New Dillingers rob data instead of banks as they cash in on virtual world
Cybersecurity boss Anthony O'Mara warns firms must step up the fight against gangsters stealing valuable information from public and private sector targets
When asked to explain why criminals now focus on stealing information, Anthony O'Mara, EMEA vice-president at security software company Malwarebytes, likes to use a quote from the Depression-era gangster John Dillinger. "When he was caught, the judge asked him 'John, why do you rob banks?' He answered: 'Because that's where the money is'."
Today the virtual world is where the money is, and latter-day Dillingers rely on malware so streamlined you might never even know you've been attacked. There might not be a tangible "theft", but your data has been critically compromised.
Cyber attacks on government bodies have made for some of 2016's most dramatic headlines, ranging from the unexpected (earlier this month, the Australian Bureau of Meteorology was targeted by remote access tool malware), to this year's notorious DNC hack, to further US allegations that Russian "bad actors" have targeted their voting machines.
Recently, a nuclear facility in Japan revealed that it had been the victim of spear-phishing designed to steal the work of scientific researchers. Alleged state attackers can also target commercial properties - Yahoo's 500 million compromised accounts were the result of what's believed to have been a state-sponsored hack.
With public sector attacks, it's clear that information is more precious than gold. These virtual offensives are becoming more popular, forever threatening to evolve into a cold war fought from behind laptop screens.
Malwarebytes is among the fastest-growing cybersecurity firms worldwide, using intelligent heuristics and behaviour-based technologies to protect businesses and individuals from cyber attacks.
Founded by a then-teenaged Marcin Kleczynski in 2008, the company has offices in Cork and San Jose, California, and its software runs on over 250 million machines worldwide.
To O'Mara there's little point in dwelling on differences between public and private sector cyber attacks - in both cases, a criminal is after valuable information.
"Value is held in the online world - whether it's online banking or information stored in the cloud," he said. "Governments hold treasure troves of information on people, on budgets, and on things like zoning and planning, all of which criminals will at some point try to steal." The latter-day equivalent to bugged hotel rooms and tapped phone lines, traditional espionage has evolved into hacking, migrating from the physical world to the virtual space.

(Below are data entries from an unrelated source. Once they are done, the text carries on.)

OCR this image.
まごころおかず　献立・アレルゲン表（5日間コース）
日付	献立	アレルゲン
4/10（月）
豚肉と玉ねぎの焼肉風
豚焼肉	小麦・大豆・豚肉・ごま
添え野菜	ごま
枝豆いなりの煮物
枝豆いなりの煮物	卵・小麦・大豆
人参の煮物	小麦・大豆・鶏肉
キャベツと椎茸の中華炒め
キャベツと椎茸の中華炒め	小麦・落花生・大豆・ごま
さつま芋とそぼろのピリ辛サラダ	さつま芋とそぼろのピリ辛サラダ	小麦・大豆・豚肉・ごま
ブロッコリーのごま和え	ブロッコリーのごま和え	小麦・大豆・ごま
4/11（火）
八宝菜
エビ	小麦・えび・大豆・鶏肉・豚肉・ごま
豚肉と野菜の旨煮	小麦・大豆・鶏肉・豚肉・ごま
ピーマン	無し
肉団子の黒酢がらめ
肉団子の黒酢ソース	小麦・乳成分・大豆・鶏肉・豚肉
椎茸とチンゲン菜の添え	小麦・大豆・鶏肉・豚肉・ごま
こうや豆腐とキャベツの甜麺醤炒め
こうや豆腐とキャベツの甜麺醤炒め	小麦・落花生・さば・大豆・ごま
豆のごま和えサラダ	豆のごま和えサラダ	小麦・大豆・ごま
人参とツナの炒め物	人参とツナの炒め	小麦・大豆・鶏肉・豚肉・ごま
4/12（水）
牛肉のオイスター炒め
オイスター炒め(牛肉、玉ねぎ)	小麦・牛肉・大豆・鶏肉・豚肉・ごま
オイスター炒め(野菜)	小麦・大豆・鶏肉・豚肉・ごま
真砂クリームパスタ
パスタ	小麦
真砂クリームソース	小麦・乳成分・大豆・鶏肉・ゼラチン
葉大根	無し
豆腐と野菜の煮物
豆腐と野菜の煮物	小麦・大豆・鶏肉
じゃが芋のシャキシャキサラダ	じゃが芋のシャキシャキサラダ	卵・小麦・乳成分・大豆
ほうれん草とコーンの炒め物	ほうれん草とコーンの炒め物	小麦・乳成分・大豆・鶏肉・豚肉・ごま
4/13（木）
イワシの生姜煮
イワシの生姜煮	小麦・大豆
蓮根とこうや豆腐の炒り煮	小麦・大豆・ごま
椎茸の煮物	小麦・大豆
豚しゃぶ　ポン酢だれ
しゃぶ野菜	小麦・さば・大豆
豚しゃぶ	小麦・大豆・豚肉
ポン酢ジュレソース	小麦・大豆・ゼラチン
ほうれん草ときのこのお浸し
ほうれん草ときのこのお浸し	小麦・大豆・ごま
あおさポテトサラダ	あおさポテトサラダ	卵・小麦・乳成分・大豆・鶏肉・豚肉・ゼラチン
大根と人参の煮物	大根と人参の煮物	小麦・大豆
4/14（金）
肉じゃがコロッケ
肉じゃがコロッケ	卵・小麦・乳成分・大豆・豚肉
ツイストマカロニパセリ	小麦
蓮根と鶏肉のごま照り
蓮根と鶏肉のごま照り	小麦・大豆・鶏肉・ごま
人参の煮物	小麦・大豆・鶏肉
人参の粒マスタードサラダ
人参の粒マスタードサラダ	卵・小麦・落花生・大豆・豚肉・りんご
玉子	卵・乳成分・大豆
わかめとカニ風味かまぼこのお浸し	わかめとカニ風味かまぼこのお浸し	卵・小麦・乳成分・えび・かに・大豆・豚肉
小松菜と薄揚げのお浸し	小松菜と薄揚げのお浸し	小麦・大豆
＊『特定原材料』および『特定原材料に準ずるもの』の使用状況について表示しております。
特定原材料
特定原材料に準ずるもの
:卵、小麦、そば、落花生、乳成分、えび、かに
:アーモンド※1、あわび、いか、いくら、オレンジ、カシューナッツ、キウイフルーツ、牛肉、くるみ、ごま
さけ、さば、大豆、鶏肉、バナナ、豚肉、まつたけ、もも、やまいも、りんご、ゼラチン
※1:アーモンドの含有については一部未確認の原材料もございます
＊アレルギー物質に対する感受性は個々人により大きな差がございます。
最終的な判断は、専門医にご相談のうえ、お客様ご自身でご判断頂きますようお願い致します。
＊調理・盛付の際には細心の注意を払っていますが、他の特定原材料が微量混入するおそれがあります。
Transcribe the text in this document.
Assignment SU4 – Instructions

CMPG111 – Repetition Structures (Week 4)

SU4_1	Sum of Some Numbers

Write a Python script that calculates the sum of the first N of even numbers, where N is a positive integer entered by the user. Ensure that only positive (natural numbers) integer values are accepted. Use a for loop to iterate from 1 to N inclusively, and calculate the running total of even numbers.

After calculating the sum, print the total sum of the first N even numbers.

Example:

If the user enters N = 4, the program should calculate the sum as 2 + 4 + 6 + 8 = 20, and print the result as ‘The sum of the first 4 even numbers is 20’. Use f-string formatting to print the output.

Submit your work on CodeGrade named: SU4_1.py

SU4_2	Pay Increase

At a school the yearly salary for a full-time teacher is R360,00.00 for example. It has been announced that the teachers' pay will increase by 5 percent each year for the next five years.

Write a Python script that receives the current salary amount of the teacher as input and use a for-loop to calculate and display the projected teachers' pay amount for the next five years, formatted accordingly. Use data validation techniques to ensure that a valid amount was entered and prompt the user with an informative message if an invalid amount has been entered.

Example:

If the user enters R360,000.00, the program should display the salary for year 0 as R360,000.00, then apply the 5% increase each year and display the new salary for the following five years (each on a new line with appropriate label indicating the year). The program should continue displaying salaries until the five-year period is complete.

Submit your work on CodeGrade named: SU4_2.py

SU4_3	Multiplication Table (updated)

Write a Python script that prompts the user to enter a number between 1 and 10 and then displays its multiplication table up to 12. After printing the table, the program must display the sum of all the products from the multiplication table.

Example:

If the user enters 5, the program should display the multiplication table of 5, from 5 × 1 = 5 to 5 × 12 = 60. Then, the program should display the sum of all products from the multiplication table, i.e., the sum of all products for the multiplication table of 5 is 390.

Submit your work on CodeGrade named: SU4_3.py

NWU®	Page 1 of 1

"There's an element of innovation which drives the cybersecurity industry but in another sense it's the same old tactics: it's just that the platform has changed," said O'Mara. "It's easier to do now, too, given the platforms that we're all operating on."
Irish government websites have been targeted repeatedly in recent years, including a DDoS attack in January this year and an attack on our Freedom of Information site in February, made by a group claiming - somewhat dubiously - to be connected to ISIS.
But O'Mara does not see Ireland as especially vulnerable. Cybersecurity will always be subject to trade-offs, with budgets dictating system updates and recruitment. For now, our Government's cybersecurity is adequate: the challenge is keeping up with evolving threats.
"One of the things which has emerged in recent years is that you can purchase malware as a service," O'Mara said. "You can effectively go to a malware supermarket and give them a profile of your potential victims. You can go after specific information from specific government departments. Imagine how valuable the health information of certain individuals is, for instance, stolen from a hospital." Another scenario might see purpose-hired hacking software target a local council office in order to access zoning plans. "Today everybody talks about the lack of houses in Ireland, but, if a commercial organisation was able to get hold of information on land about to be zoned, and they were looking to buy land, they could do that. It would still be criminal activity; a commercial organisation using a criminal activity to find out what land to buy."
These relatively niche attacks aren't going to make international news headlines, but their subtlety is also their main strength. "It's not like robbing money from a bank," said O'Mara. "You still hold the information. It's just that someone else has access to it as well. In a sense this is an even greater concern, because, if someone takes information from you, you probably won't know that it's happening."
What can be done to fend off attacks? "There are simple, basic security measures that will go a long way to protecting you, for individuals and governments as well."
O'Mara advises both public and private sector companies to invest time and resources in education, and to make sure software is up to date and bought from a reputable vendor (free security software can be useful, but works on a more passive basis).
But, as ever, it's human error, in this case that of government workers, which leads to mistakes. "The biggest risk for any organisation, whether it's government or commercial, is the person behind the laptop."